By Dan Christensen, FloridaBulldog.org
With its top leadership under indictment and its top doctors openly warning that mismanagement is affecting healthcare, Broward Health is poised to award $7.2 million in bonuses to its highest executives and managers.
Among the intended beneficiaries are two Broward Health officials who were indicted by a Broward Grand Jury in December for violating Florida’s Government-in-the-Sunshine Law: President/CEO Beverly Capasso and General Counsel Lynn Barrett.
Three members of the district’s governing board, sitting as the Human Resources Committee, voted last week to forward the proposed “management incentive plan” to the current governing board of five commissioners for consideration at its Wednesday, March 28 meeting.
Commission Chairman Rocky Rodriguez, one of those under indictment, said he wants to learn more before he’ll decide whether to support the plan. Commissioners Christopher Ure, who is also under indictment, and Steven Wellins expressed strong support for the plan.
The meeting at Broward Health’s administrative headquarters last Wednesday was videotaped and posted on YouTube by local activist and blogger Dan Lewis.
Last month, Florida Bulldog reported that Broward Health’s Unified Medical Staff Committee sent a letter to the board, Capasso and Barrett stating that doctors are “critically concerned that the alienation of physicians is affecting the delivery of health care.” The letter went on to complain about a “lack of urgency” and “shoulder shrugging” by administrators “while Broward Health roils from one crisis and controversy to another.”
Plan details
As described by Wellins, the incentive plan for this fiscal year, which ends June 30, will pay Broward Health’s top administrators bonuses equal to 17.5 percent of their salary if certain unspecified financial targets are met. The money would be paid starting in July.
“Let’s get it clear that this plan is targeted for the 300 or so leadership who are responsible for the day-to-day management and operation of the system and not the employees,” said Wellins. “This is a profit-share plan for them.”
But profit is a tricky proposition at Broward Health, a public hospital system and special taxing district whose legal name is the North Broward Hospital District. Records show the district levied $137.9 million in property taxes in 2017 and $136.7 million in 2016.
Florida Health Market Review, published by independent analyst Allan Baumgarten and released in December, reported that Broward Health’s profit, or net income, was $15.9 million in 2016. Without taxpayer dollars, such “profit” vanishes.

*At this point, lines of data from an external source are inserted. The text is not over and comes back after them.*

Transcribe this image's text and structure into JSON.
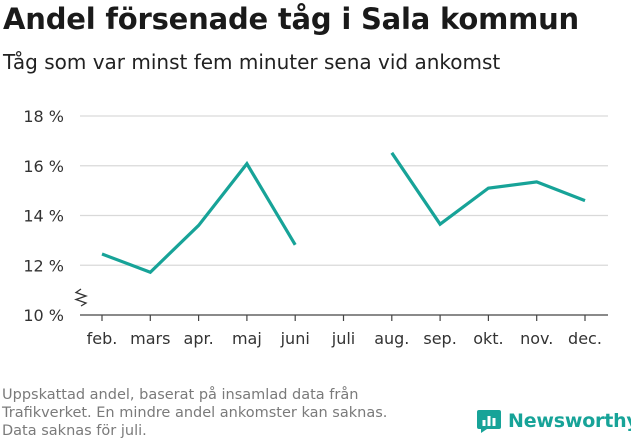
{
  "title": "Andel försenade tåg i Sala kommun",
  "subtitle": "Tåg som var minst fem minuter sena vid ankomst",
  "footnote": [
    "Uppskattad andel, baserat på insamlad data från",
    "Trafikverket. En mindre andel ankomster kan saknas.",
    "Data saknas för juli."
  ],
  "brand": {
    "name": "Newsworthy",
    "icon": "bar-chart-logo-icon",
    "color": "#17a398"
  },
  "chart_data": {
    "type": "line",
    "categories": [
      "feb.",
      "mars",
      "apr.",
      "maj",
      "juni",
      "juli",
      "aug.",
      "sep.",
      "okt.",
      "nov.",
      "dec."
    ],
    "series": [
      {
        "values": [
          12.45,
          11.72,
          13.6,
          16.08,
          12.82,
          null,
          16.52,
          13.65,
          15.1,
          15.35,
          14.6
        ]
      }
    ],
    "y_ticks": [
      10,
      12,
      14,
      16,
      18
    ],
    "y_tick_labels": [
      "10 %",
      "12 %",
      "14 %",
      "16 %",
      "18 %"
    ],
    "ylim": [
      10,
      18
    ],
    "grid": true,
    "axis_break": true,
    "line_color": "#17a398"
  }
}
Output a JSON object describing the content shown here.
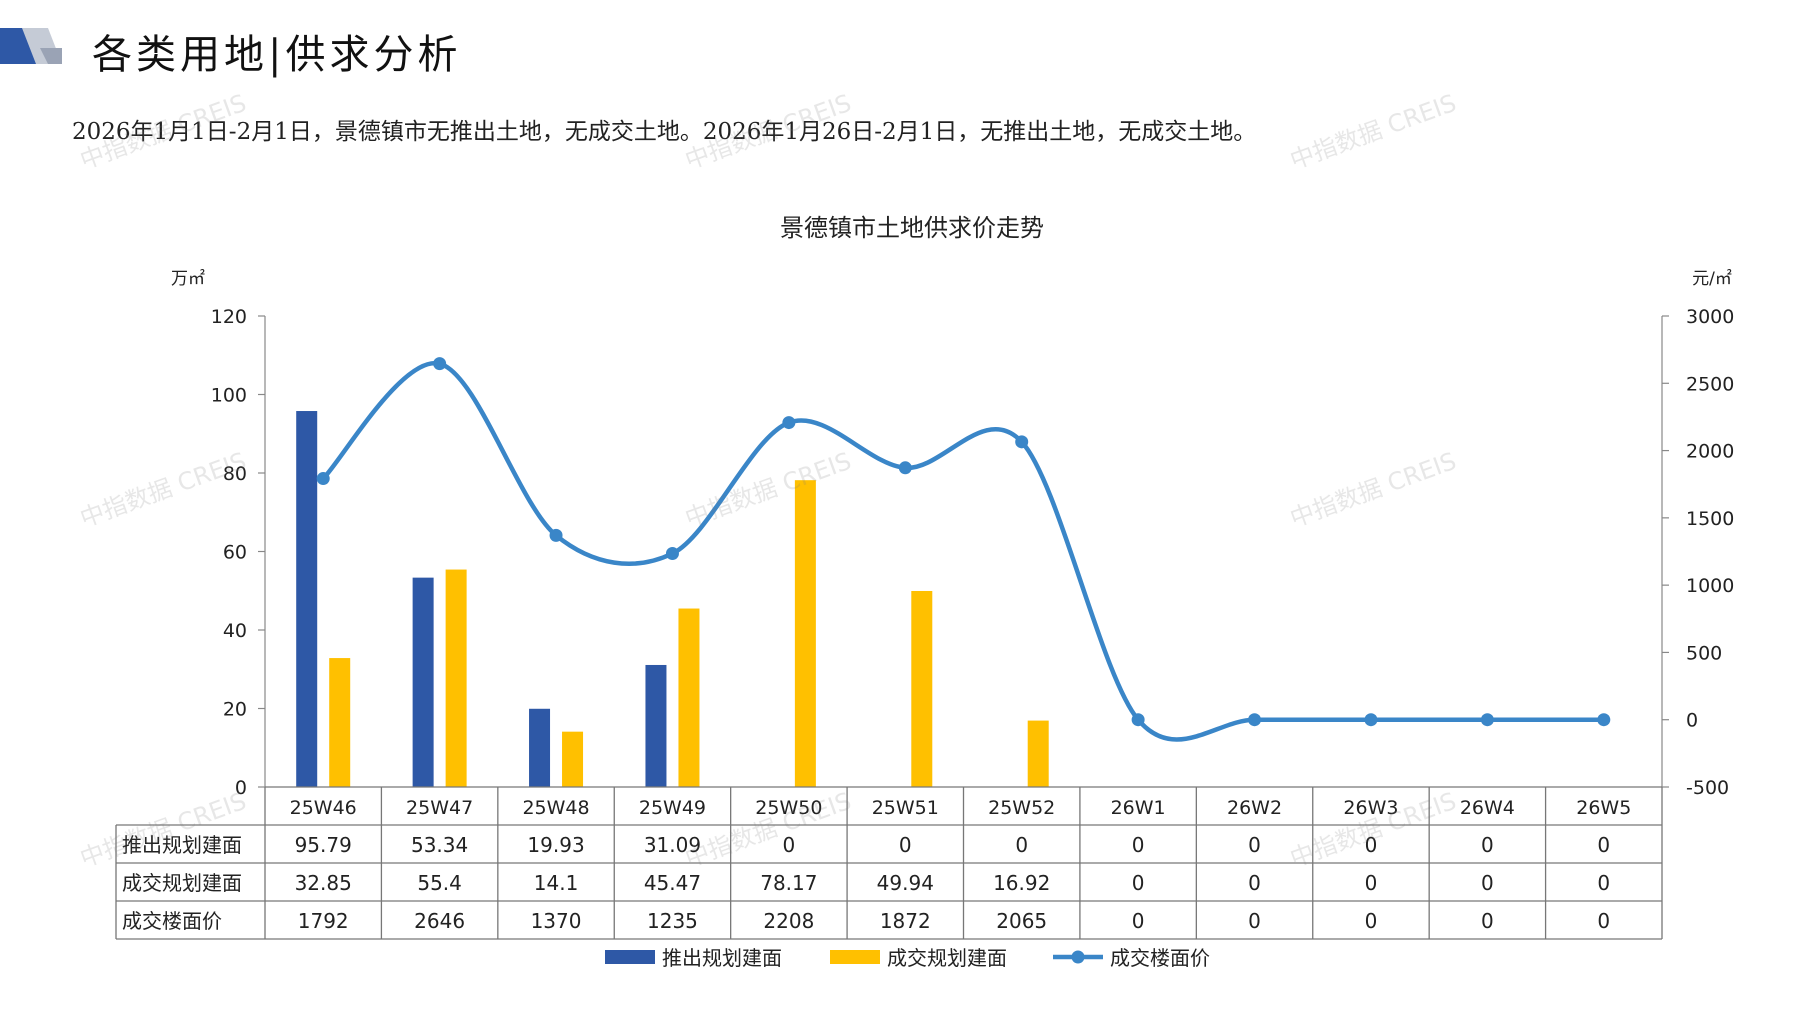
{
  "header": {
    "title": "各类用地|供求分析",
    "summary": "2026年1月1日-2月1日，景德镇市无推出土地，无成交土地。2026年1月26日-2月1日，无推出土地，无成交土地。"
  },
  "watermark_text": "中指数据 CREIS",
  "colors": {
    "supply_bar": "#2E58A6",
    "deal_bar": "#FFC000",
    "price_line": "#3A86C8",
    "logo_dark": "#2E58A6",
    "logo_gray": "#9AA3B5"
  },
  "chart_data": {
    "type": "bar",
    "title": "景德镇市土地供求价走势",
    "y_left_unit": "万㎡",
    "y_right_unit": "元/㎡",
    "categories": [
      "25W46",
      "25W47",
      "25W48",
      "25W49",
      "25W50",
      "25W51",
      "25W52",
      "26W1",
      "26W2",
      "26W3",
      "26W4",
      "26W5"
    ],
    "y_left_ticks": [
      "120",
      "100",
      "80",
      "60",
      "40",
      "20",
      "0"
    ],
    "y_left_range": [
      0,
      120
    ],
    "y_right_ticks": [
      "3000",
      "2500",
      "2000",
      "1500",
      "1000",
      "500",
      "0",
      "-500"
    ],
    "y_right_range": [
      -500,
      3000
    ],
    "series": [
      {
        "name": "推出规划建面",
        "type": "bar",
        "axis": "left",
        "values": [
          95.79,
          53.34,
          19.93,
          31.09,
          0,
          0,
          0,
          0,
          0,
          0,
          0,
          0
        ],
        "labels": [
          "95.79",
          "53.34",
          "19.93",
          "31.09",
          "0",
          "0",
          "0",
          "0",
          "0",
          "0",
          "0",
          "0"
        ]
      },
      {
        "name": "成交规划建面",
        "type": "bar",
        "axis": "left",
        "values": [
          32.85,
          55.4,
          14.1,
          45.47,
          78.17,
          49.94,
          16.92,
          0,
          0,
          0,
          0,
          0
        ],
        "labels": [
          "32.85",
          "55.4",
          "14.1",
          "45.47",
          "78.17",
          "49.94",
          "16.92",
          "0",
          "0",
          "0",
          "0",
          "0"
        ]
      },
      {
        "name": "成交楼面价",
        "type": "line",
        "axis": "right",
        "values": [
          1792,
          2646,
          1370,
          1235,
          2208,
          1872,
          2065,
          0,
          0,
          0,
          0,
          0
        ],
        "labels": [
          "1792",
          "2646",
          "1370",
          "1235",
          "2208",
          "1872",
          "2065",
          "0",
          "0",
          "0",
          "0",
          "0"
        ]
      }
    ],
    "legend_position": "bottom-center"
  }
}
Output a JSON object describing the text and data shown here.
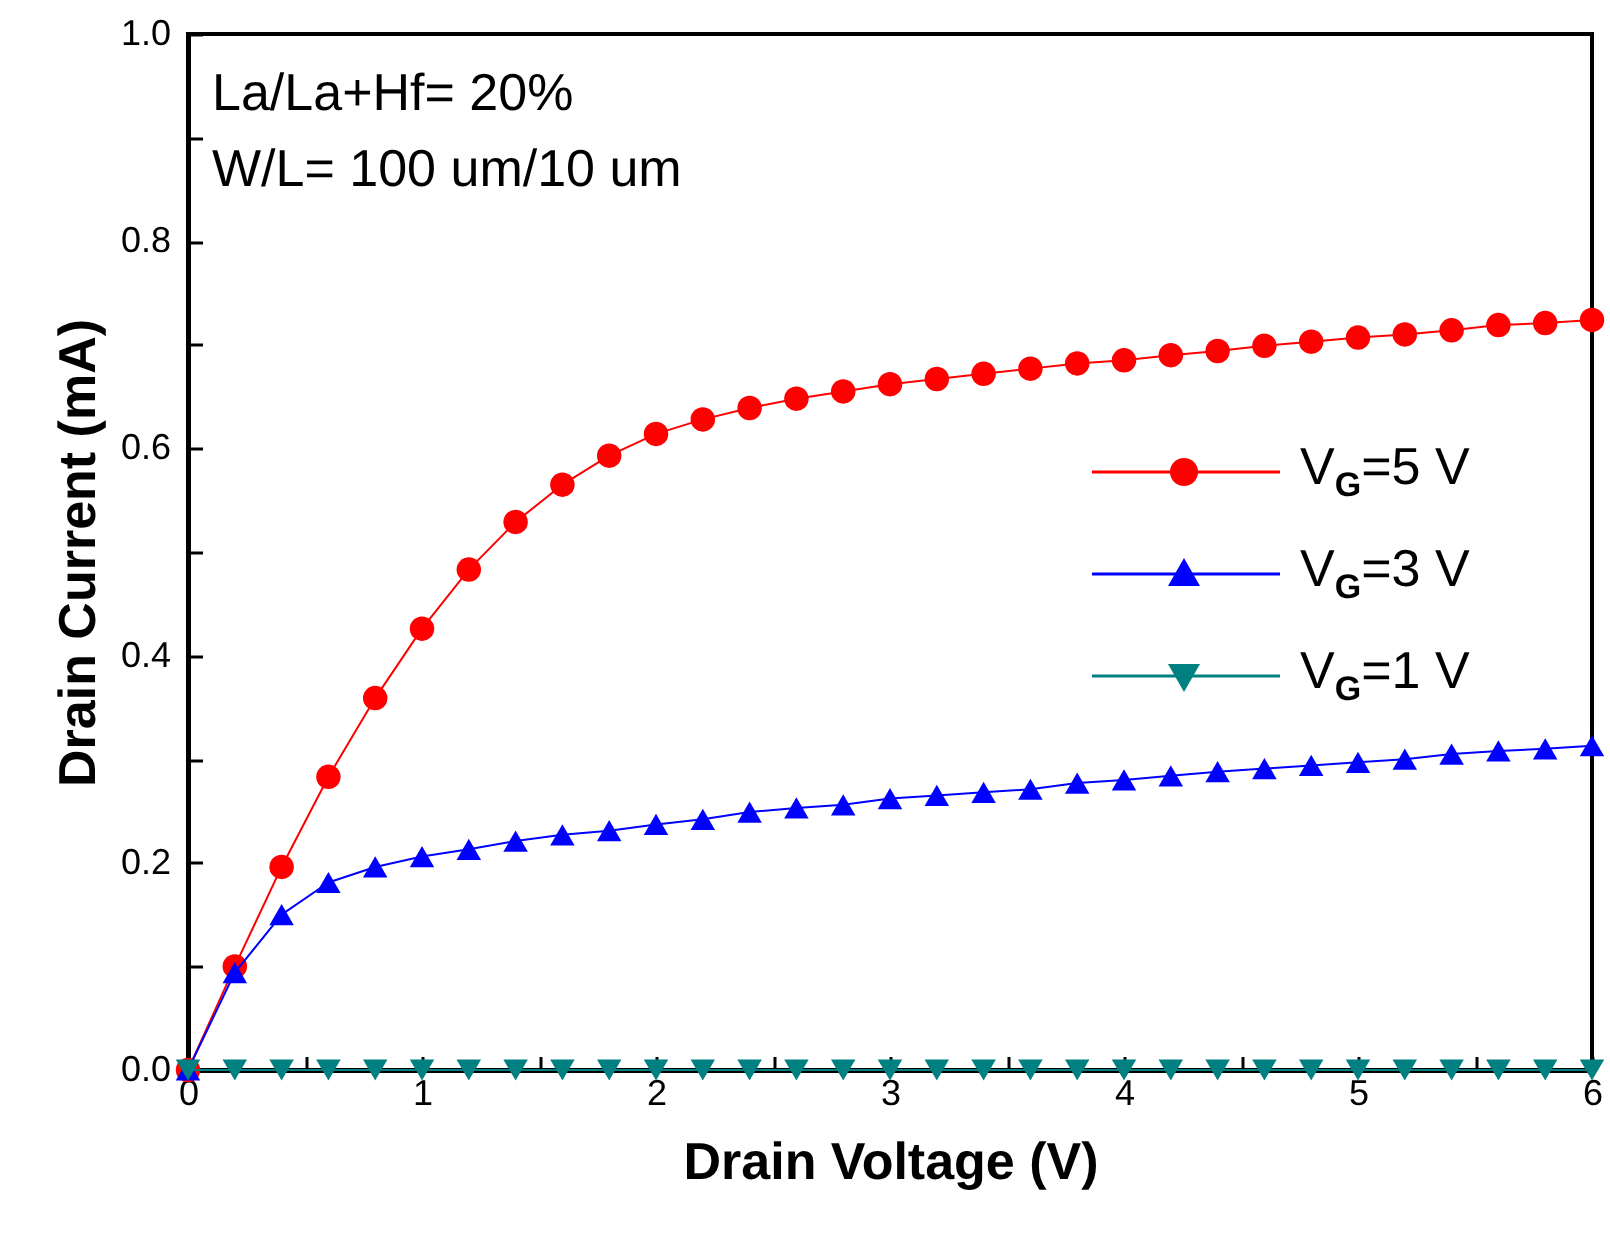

Next year, another $7.2 million in bonuses would be made available for administrators conditioned on their achievement of certain performance targets, Wellins said. An as-yet unwritten metrics “scorecard” would be used to measure achievement in such things as growth, quality and service.
Who benefits
A handful of Broward Health’s top executives – about 25 individuals – stand to gain the most under the plan.
CEO Capasso, for example, could earn a bonus of up to 30 percent of her annual salary, which is in excess of $650,000.
“Your leader is critical to an employee’s desire to remain at an organization. Getting the best leaders and retaining them is critical to our stability and our ability to grow,” said personnel chief Peter Nyamora, who was sitting next to Capasso.
Broward Health’s so-called Tier 2 employees, said to be about 280 directors, department heads and hospital managers, would be eligible to receive up to 15 percent based on their scorecards.
After laying out the proposal, Wellins sought to put the matter on the commissioner’s consent agenda, meaning there would be no further public discussion about it before a vote. But Commissioner Rodriguez nixed that idea, saying he cannot endorse the incentive plan without more information.
Instead, the matter will be discussed at the upcoming meeting.